Сюжеты пространственно-символического рода можно обнаружить и при анализе русских бунтов. Так известно, что пугачевцы нередко оставляли без погребения тела казненных ими дворян, но при этом обычно перемещали трупы за пределы населенного пункта, т. е. своего культурного локуса. Например, в расспросных речах Гурьяна Феклистова сообщается о расправе крестьян над своей помещицей, которая была «до них немилостива и зла». После многочисленных издевательств, «тело ее отвезли в лес и оставили ... без погребения». Крестьянин Герасим Дементьев рассказал о повешении в селе Болкашине господской семьи, после чего «Максим Тиханов ... тот же день снял тела с висилицы, брося на телегу, отвез в лес и в рову готовую, где копали глину, яму кинул, не закрыв нимало сверху землею»11.

Можно предположить, что подобное поведение бунтовщиков в основе своей также восходило к бинарному делению мира на символические оппозиции. И культурная семантика подобных действий вполне понималась современниками. Поскольку дворяне, по мнению пугачевцев, продали души свои дьяволу, мать-сыра земля не могла принять их останки. Следовательно, казненные дворяне не заслуживали обычного захоронения и воспринимались как «нечистые» покойники. Неслучайно их трупы переносили за пределы своего населенного пункта, т. е. перемещали за границы священного локуса. И, наоборот: коль скоро тела дворян не придали земле, это обстоятельство само по себе являлось достаточным аргументом в пользу их связей с «вывороченным» миром.

Точно так же в годы опричнины Иван Грозный «нередко запрещал казненных хоронить в земле». Например, согласно показанию немцев-опричников И. Таубе и Э. Крузе, так поступили с убитыми женщинами, которых «оставили лежать непогребенными под открытым небом, птицам и зверям на съедение»12.

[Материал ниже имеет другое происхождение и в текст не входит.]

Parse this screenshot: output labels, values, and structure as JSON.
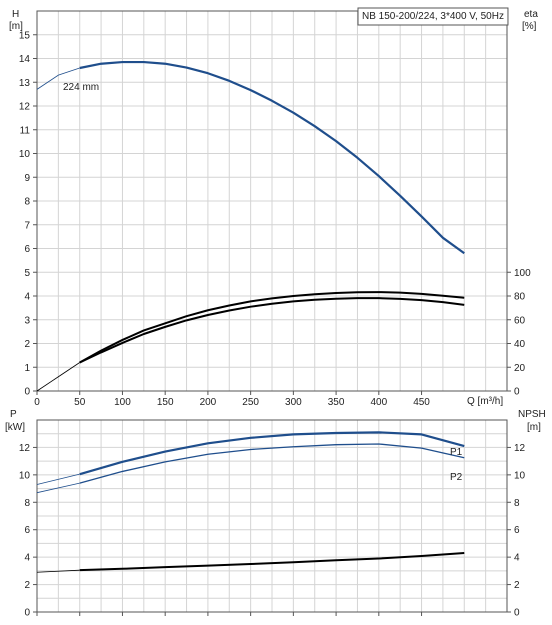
{
  "chart_data": [
    {
      "type": "line",
      "title": "NB 150-200/224, 3*400 V, 50Hz",
      "xlabel": "Q [m³/h]",
      "xlim": [
        0,
        550
      ],
      "xticks": [
        0,
        50,
        100,
        150,
        200,
        250,
        300,
        350,
        400,
        450
      ],
      "left_axis": {
        "label_line1": "H",
        "label_line2": "[m]",
        "ylim": [
          0,
          16
        ],
        "ticks": [
          0,
          1,
          2,
          3,
          4,
          5,
          6,
          7,
          8,
          9,
          10,
          11,
          12,
          13,
          14,
          15
        ]
      },
      "right_axis": {
        "label_line1": "eta",
        "label_line2": "[%]",
        "ylim": [
          0,
          100
        ],
        "ticks": [
          0,
          20,
          40,
          60,
          80,
          100
        ]
      },
      "grid": true,
      "annotation": "224 mm",
      "series": [
        {
          "axis": "left",
          "color": "#1f4e8c",
          "dashed_extension": true,
          "x": [
            0,
            25,
            50,
            75,
            100,
            125,
            150,
            175,
            200,
            225,
            250,
            275,
            300,
            325,
            350,
            375,
            400,
            425,
            450,
            475,
            500
          ],
          "y": [
            12.7,
            13.3,
            13.6,
            13.78,
            13.85,
            13.85,
            13.78,
            13.62,
            13.38,
            13.06,
            12.67,
            12.22,
            11.72,
            11.15,
            10.52,
            9.82,
            9.05,
            8.22,
            7.35,
            6.45,
            5.8
          ]
        },
        {
          "axis": "right",
          "color": "#000000",
          "dashed_extension": true,
          "x": [
            0,
            25,
            50,
            75,
            100,
            125,
            150,
            175,
            200,
            225,
            250,
            275,
            300,
            325,
            350,
            375,
            400,
            425,
            450,
            475,
            500
          ],
          "y": [
            0,
            12,
            24,
            34,
            43,
            51,
            57,
            63,
            68,
            72,
            75.5,
            78,
            80,
            81.5,
            82.5,
            83.2,
            83.3,
            82.8,
            81.8,
            80.2,
            78.5
          ]
        },
        {
          "axis": "right",
          "color": "#000000",
          "dashed_extension": false,
          "x": [
            50,
            75,
            100,
            125,
            150,
            175,
            200,
            225,
            250,
            275,
            300,
            325,
            350,
            375,
            400,
            425,
            450,
            475,
            500
          ],
          "y": [
            24,
            32.5,
            40.5,
            48,
            54,
            59.5,
            64,
            67.8,
            71,
            73.5,
            75.5,
            76.8,
            77.7,
            78.2,
            78.2,
            77.6,
            76.5,
            74.8,
            72.5
          ]
        }
      ]
    },
    {
      "type": "line",
      "xlim": [
        0,
        550
      ],
      "left_axis": {
        "label_line1": "P",
        "label_line2": "[kW]",
        "ylim": [
          0,
          14
        ],
        "ticks": [
          0,
          2,
          4,
          6,
          8,
          10,
          12
        ]
      },
      "right_axis": {
        "label_line1": "NPSH",
        "label_line2": "[m]",
        "ylim": [
          0,
          14
        ],
        "ticks": [
          0,
          2,
          4,
          6,
          8,
          10,
          12
        ]
      },
      "grid": true,
      "series": [
        {
          "name": "P1",
          "axis": "left",
          "color": "#1f4e8c",
          "x": [
            0,
            50,
            100,
            150,
            200,
            250,
            300,
            350,
            400,
            450,
            500
          ],
          "y": [
            9.3,
            10.05,
            10.95,
            11.7,
            12.3,
            12.7,
            12.95,
            13.05,
            13.1,
            12.95,
            12.1
          ]
        },
        {
          "name": "P2",
          "axis": "left",
          "color": "#1f4e8c",
          "x": [
            0,
            50,
            100,
            150,
            200,
            250,
            300,
            350,
            400,
            450,
            500
          ],
          "y": [
            8.7,
            9.4,
            10.25,
            10.95,
            11.5,
            11.85,
            12.05,
            12.2,
            12.25,
            11.95,
            11.25
          ]
        },
        {
          "axis": "right",
          "color": "#000000",
          "x": [
            0,
            50,
            100,
            150,
            200,
            250,
            300,
            350,
            400,
            450,
            500
          ],
          "y": [
            2.9,
            3.05,
            3.15,
            3.27,
            3.38,
            3.5,
            3.63,
            3.77,
            3.9,
            4.08,
            4.3
          ]
        }
      ]
    }
  ]
}
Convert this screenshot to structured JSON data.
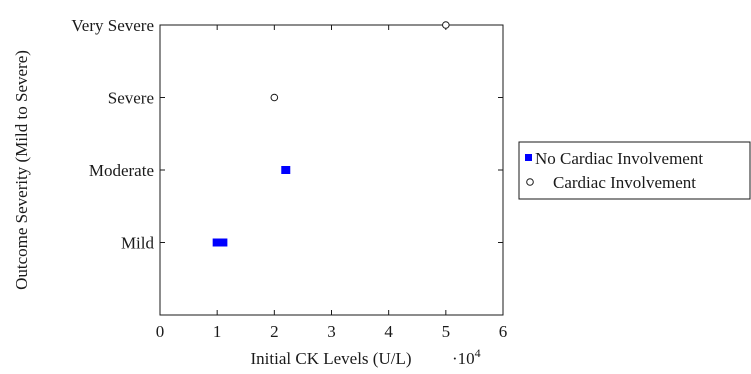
{
  "chart_data": {
    "type": "scatter",
    "xlabel": "Initial CK Levels (U/L)",
    "x_multiplier_label": "·10",
    "x_multiplier_exponent": "4",
    "ylabel": "Outcome Severity (Mild to Severe)",
    "xlim": [
      0,
      60000
    ],
    "x_ticks": [
      0,
      10000,
      20000,
      30000,
      40000,
      50000,
      60000
    ],
    "x_tick_labels": [
      "0",
      "1",
      "2",
      "3",
      "4",
      "5",
      "6"
    ],
    "y_categories": [
      "Mild",
      "Moderate",
      "Severe",
      "Very Severe"
    ],
    "ylim": [
      0,
      4
    ],
    "grid": false,
    "legend_position": "right",
    "series": [
      {
        "name": "No Cardiac Involvement",
        "marker": "filled-square",
        "color": "#0000ff",
        "points": [
          {
            "x": 10000,
            "y": "Mild"
          },
          {
            "x": 11000,
            "y": "Mild"
          },
          {
            "x": 22000,
            "y": "Moderate"
          }
        ]
      },
      {
        "name": "Cardiac Involvement",
        "marker": "open-circle",
        "color": "#1a1a1a",
        "points": [
          {
            "x": 20000,
            "y": "Severe"
          },
          {
            "x": 50000,
            "y": "Very Severe"
          }
        ]
      }
    ]
  }
}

С похожей ситуацией встречаемся и в начале XVII столетия, в обстановке боярского заговора против Лжедмитрия I. Стремясь убедить московский люд в самозваном происхождении названого Дмитрия, бояре, после всех издевательств над телом убитого лжецаря, похоронили его. Однако, когда «труп «Дмитрия» везли через крепостные ворота, налетевшая буря сорвала с них верх. Потом грянули холода (дело было в начале июня. — В. М.), и вся зелень в городе пожухла. Подле ямы, ставшей последним прибежищем Отрепьева, люди видели голубые огни, поднявшиеся прямо из земли»13. Здесь символически акцентируется тот же смысл, что и в поведении пугачевцев. Земля не может взять «сатанинское отродье», колдуна и чернокнижника.
-------------------------------------
10 Цит. по: Конференция «Пространство в культуре. Культура в пространстве» // Славяноведение. — 2003. — N° 4. — С. 108. См. также: Культура и пространство. Славянский мир. — М., 2004. — С. 5-96.
11 Пугачевщина. Т. 3: Из архива Пугачева. — М.-Л., 1931. — С. 10,114,116.
12 Юрганов А. Л. Опричнина // Достоверность и доказательность в исследованиях по теории и истории культуры. Кн. II - М., 2002. — С. 414,412.
13 Скрынников Р. Г. Царь Борис и Дмитрий Самозванец. — Смоленск, 1997. — С. 553.


197
Осмысление пограничных зон как опасных для человека проявлялось в многочисленных запретах и предписаниях. Функция этого барьера заключается в вытеснении из сознания и препятствии проникновению в бессознательные слои психики всех тех представлений, которые способны нанести ущерб целостности культурных констант. В частности, цензуре подлежит информация о чужом опыте, о принципиально иных картинах мира, они предстают перед носителем традиционного сознания как неконкурентоспособные. «Иные» земли и народы заключают в себе элементы чуждости, отпечаток которой предполагает обязательное отличие от привычных образов, их облик странен, устрашающ, близок чудовищности. Поэтому культурные константы не могли не включать следующие парадигмы: локализацию источника зла; локализацию источника добра; представление о способе действия, при котором добро побеждает зло. Оппозиция добро — зло, свое — чужое воспринимается как вариант противопоставлений праведное — грешное, хорошее — плохое. «Эта система уже не позволяет противопоставить своей земле блаженную утопию чужого края: все не свое мыслится как греховное»14, — писал Ю. М. Лотман.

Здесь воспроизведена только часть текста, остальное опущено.